1.4. Le recourant soutient que l'arrêt attaqué lui causerait un préjudice irréparable car la cour cantonale lui a refusé le droit de se faire représenter par un défenseur de son choix en plus de son défenseur d'office. En l'espèce, le fait de ne pas admettre Me Fabien Mingard comme défenseur de choix pourrait avoir pour effet d'imposer au recourant une défense d'office, voire de rendre impossible la représentation de ses intérêts par le défenseur privé souhaité. Le cas échéant, cela pourrait entrer en contradiction avec le droit du recourant à être défendu par l'avocat de son choix, financé sur ses propres deniers. La condition du risque de préjudice irréparable posée par l'art. 93 al. 1 let. a LTF est dès lors réalisée. Il y a lieu d'entrer en matière sur le recours.  
 
2.  
 
2.1. Invoquant une violation des art. 32 al. 2 Cst., 6 par. 3 let. c CEDH, 14 al. 3 let. d Pacte II ONU, 127 et 129 al. 1 CPP, le recourant soutient que le refus d'admettre son défenseur de choix aux côtés de son défenseur d'office violerait le droit au libre choix de son avocat.  
 
2.2.  
 
2.2.1. Un cas de défense obligatoire au sens de l'art. 130 CPP impose au prévenu l'assistance d'un défenseur, que celui-ci le soit à titre privé (cf. art. 129 CPP) ou désigné d'office (cf. art. 132 CPP). Dans le premier cas, le prévenu choisit librement son avocat et le rémunère lui-même. Dans la seconde hypothèse, l'autorité désigne au prévenu un défenseur, rétribué par l'Etat - à tout le moins provisoirement -, dans la mesure où la sauvegarde des droits de l'intéressé le requiert (arrêts 7B_238/2023 du 18 juillet 2023 consid. 2.1; 1B_355/2022 du 21 septembre 2022 consid. 3.2; 1B_294/2019 du 11 septembre 2019 consid. 2.1). En cas de défense obligatoire, l'autorité intervient lorsque le prévenu, malgré l'invitation de la direction de la procédure, ne désigne pas de défenseur privé (art. 132 al. 1 let. a ch. 1 CPP) ou lorsque le mandat est retiré au défenseur privé ou que celui-ci a décliné le mandat et que le prévenu n'a pas désigné un nouveau défenseur dans le délai imparti (art. 132 al. 1 let. a ch. 2 CPP).  
 
2.2.2. Si la relation de confiance entre le prévenu et le défenseur d'office est gravement perturbée ou si une défense efficace n'est plus assurée pour d'autres raisons, la direction de la procédure confie la défense d'office à une autre personne (art. 134 al. 2 CPP). Cette dernière disposition n'empêche toutefois pas le prévenu, à n'importe quel stade de la procédure, moyennant une procuration écrite ou une déclaration consignée au procès-verbal, de charger de sa défense un conseil juridique au sens de l'art. 127 al. 5 CPP (art. 129 CPP; arrêts 7B_238/2023 du 18 juillet 2023 consid. 2.2; 1B_152/2020 du 28 mai 2020 consid. 2.1; 1B_419/2017 du 7 février 2018 consid. 2.2).  

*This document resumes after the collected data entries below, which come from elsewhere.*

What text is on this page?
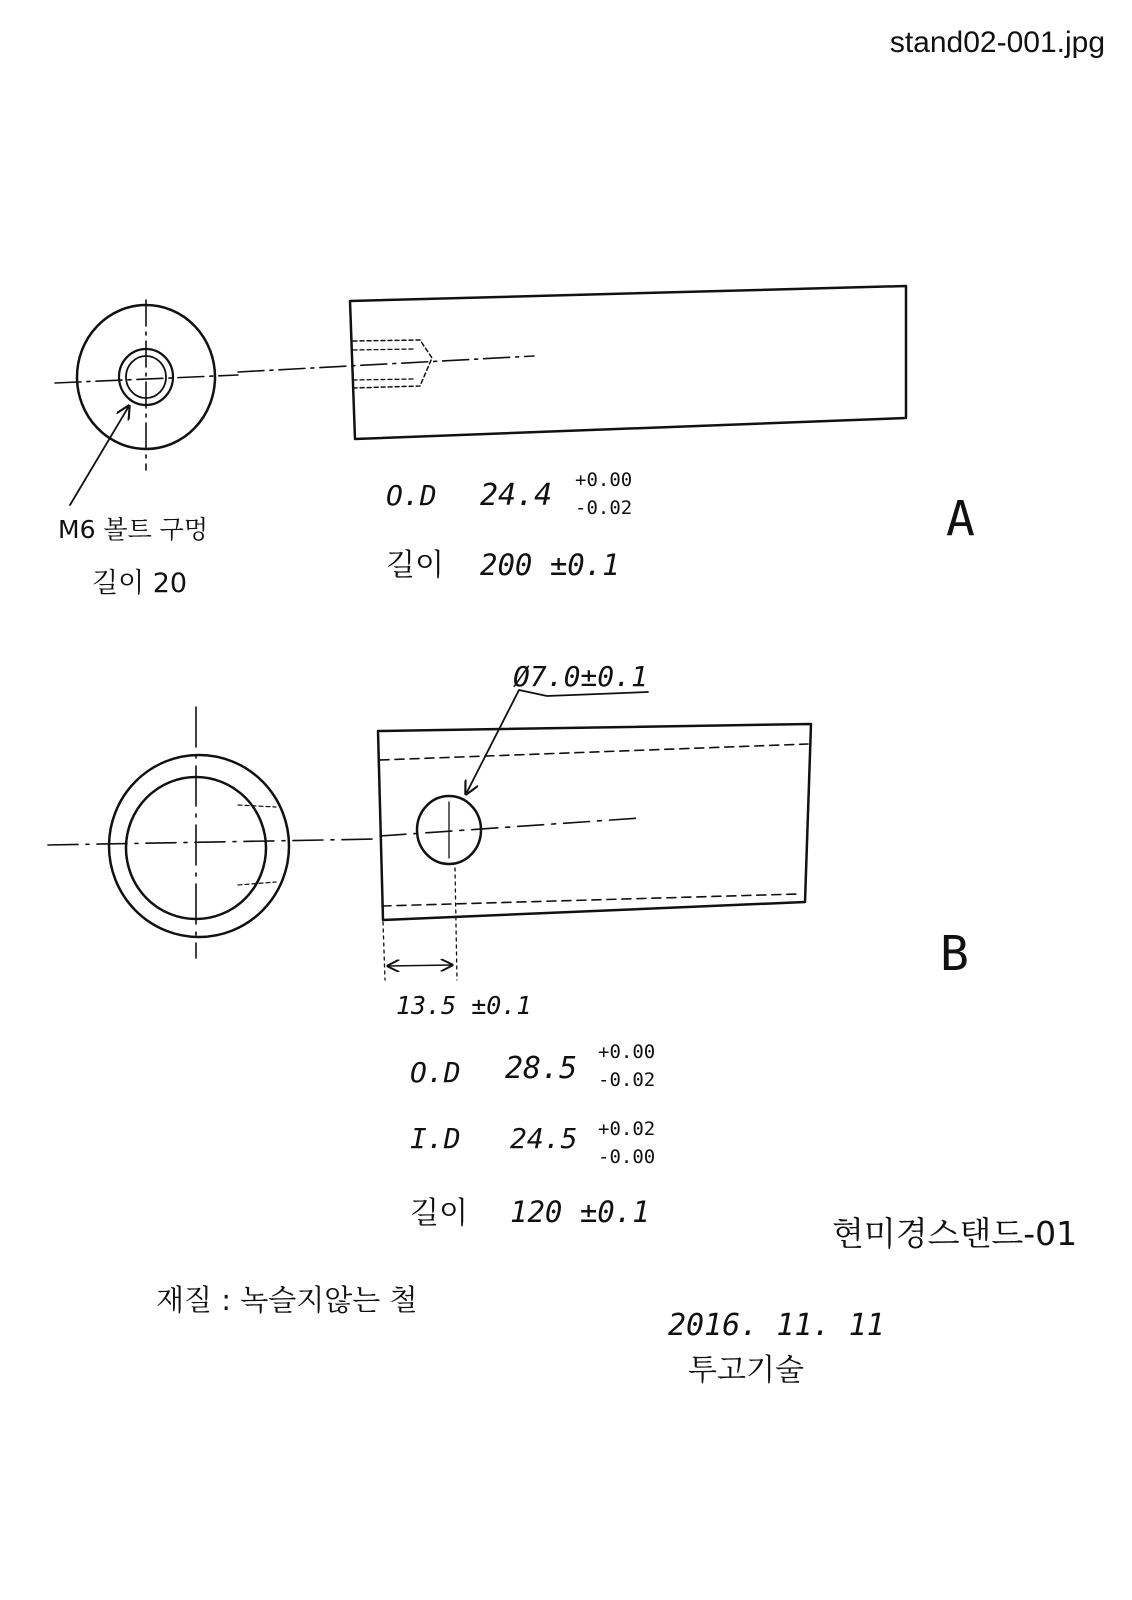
stand02-001.jpg
M6 볼트 구멍
길이 20
O.D 24.4 +0.00
-0.02
길이 200 ±0.1
A
Ø7.0±0.1
13.5 ±0.1
O.D 28.5 +0.00
-0.02
I.D 24.5 +0.02
-0.00
길이 120 ±0.1
B
현미경스탠드-01
재질 : 녹슬지않는 철
2016. 11. 11
투고기술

Lorsqu'un mandataire de choix s'annonce alors qu'un mandat de défense d'office existe en faveur d'un autre avocat, l'autorité doit s'assurer, avant de révoquer le mandat d'office, que le prévenu en cause est à même de s'acquitter des honoraires de son nouveau conseil jusqu'à la clôture de la procédure de première instance (arrêts 7B_238/2023 du 18 juillet 2023 consid. 2.2 et les références citées; 1B_152/2020 du 28 mai 2020 consid. 2.1). Lorsque cette rémunération est assurée, le motif à l'origine de la défense d'office disparaît et la direction de la procédure révoque le mandat du défenseur désigné (art. 134 al. 1 CPP). 
 
2.2.3. La défense simultanée par un avocat d'office et un avocat de choix n'est cependant pas exclue. Il peut par exemple être nécessaire de nommer un avocat d'office pour un prévenu qui est déjà défendu par un avocat de choix lorsque le prévenu essaie de retarder la procédure par la désignation et la révocation d'avocats. La défense simultanée par un avocat d'office et un avocat de choix est également envisageable par exemple lorsqu'il est douteux que le financement et la permanence de l'avocat de choix soient garantis jusqu'à la fin de la procédure de première instance, surtout lorsque la défense d'office a été ordonnée à cause du manque de moyens nécessaires du prévenu (art. 132 al. 1 let. b CPP; arrêts 1B_671/2021 du 31 mars 2022 consid. 3.4; 1B_424/2020 du 15 décembre 2020 consid. 2.3 et les références citées; 6B_744/2017 du 27 février 2018 consid. 1.4; 1B_291/2012 du 28 juin 2012 consid. 2.3.2). Enfin, il n'est pas exclu que le défenseur de choix assiste gratuitement le défenseur d'office (arrêts 1B_671/2021 précité consid. 3.4; 1B_424/2020 précité consid. 2.3 et les références citées; 6B_744/2017 précité consid. 1.4).  
 
2.2.4. En tout état de cause, le fait de se trouver dans un cas de défense obligatoire ne permet pas d'utiliser les droits conférés à la défense d'une façon constitutive d'un abus de droit (ATF 131 I 185 consid. 3.2.4; arrêt 7B_238/2023 du 18 juillet 2023 consid. 2.3).  
 
2.3. La cour cantonale a précisé en préambule que le recourant ne demandait pas que son défenseur de choix soit désigné comme défenseur d'office en remplacement de Me Philippe Baudraz; il requérait cependant qu'il soit pris acte qu'il l'avait choisi comme défenseur de choix. L'autorité précédente a dès lors considéré que le recourant demandait que celui-ci puisse intervenir comme défenseur de choix aux côtés de Me Philippe Baudraz, qui demeurerait son défenseur d'office.  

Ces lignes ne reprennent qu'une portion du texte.